GREEN BAY—Signature Snaps is back, our annual look at the top plays from the previous season, along with a poll allowing fans to vote for their favorites.
We'll continue our review of 2014 with the top five special teams plays, as selected by packers.com. They are listed and described here in chronological order.
Be sure to watch the video and vote in the poll. The top vote-getter in each Signature Snaps category will qualify for the final posting in the series, Play of the Year.
Top 5 special teams plays of 2014
Jarrett Boykin, blocked punt (?) vs. Chicago, Week 10
The Packers were already comfortably ahead in the third quarter when things just got worse for the Bears. With Boykin bearing down on Chicago punter Pat O'Donnell, the ball was actually never kicked. The Packers got the ball on what was ruled a fumble, though it had all the looks of Green Bay's only blocked punt of the season.

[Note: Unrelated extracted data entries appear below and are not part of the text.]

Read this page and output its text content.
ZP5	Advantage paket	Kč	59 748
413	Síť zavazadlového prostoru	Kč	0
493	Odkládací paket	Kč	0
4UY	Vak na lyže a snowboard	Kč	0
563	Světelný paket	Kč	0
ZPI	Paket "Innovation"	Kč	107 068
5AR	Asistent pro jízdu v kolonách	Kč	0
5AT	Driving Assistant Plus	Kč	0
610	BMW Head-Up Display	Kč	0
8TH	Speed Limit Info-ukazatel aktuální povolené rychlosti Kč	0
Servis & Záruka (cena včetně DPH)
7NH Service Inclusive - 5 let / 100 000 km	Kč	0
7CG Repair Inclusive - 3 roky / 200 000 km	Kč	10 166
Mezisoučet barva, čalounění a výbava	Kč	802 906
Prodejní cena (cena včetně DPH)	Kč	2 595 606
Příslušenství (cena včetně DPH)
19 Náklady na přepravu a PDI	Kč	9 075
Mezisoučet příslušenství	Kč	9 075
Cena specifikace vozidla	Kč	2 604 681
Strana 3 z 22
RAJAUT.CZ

Micah Hyde, 75-yard punt-return TD vs. Philadelphia, Week 11
Already off to a good start with a 10-point lead in the first quarter, the Packers turned the game into a blowout when Hyde caught Donnie Jones' 50-yard punt, got a handful of good blocks and was in the clear, taking it the distance for a 17-0 lead.
Micah Hyde, 55-yard punt-return TD vs. Detroit, Week 17
The Packers had just gotten stuffed at the goal line on their first offensive series of the game, but the defense held and forced the Lions to punt from their own end zone. Hyde took this one to the house for the first points of the game and his third career punt-return TD, tying the franchise career record also held by Desmond Howard and Will Blackmon.
Datone Jones, blocked FG vs. Dallas, NFC divisional
In what became a key turning point late in the first half of this playoff game, the Cowboys, leading 14-7, committed a false start in field-goal formation, which forced Dan Bailey's attempt to be backed up five yards. Jones then blocked the 50-yard try with just 29 seconds left in the half, and the Packers quickly drove into field-goal range the other way to get within four points at intermission.
Mason Crosby, 48-yard FG at Seattle, NFC Championship
The Packers had blown a 12-point lead late in the fourth quarter and suddenly trailed by three when they moved into position for Crosby. His fifth field goal of the day was good from 48 yards out with just 14 seconds left in regulation to tie the score and send the game into overtime. Crosby tied the NFL postseason record with five field goals in one game, accomplished eight times previously.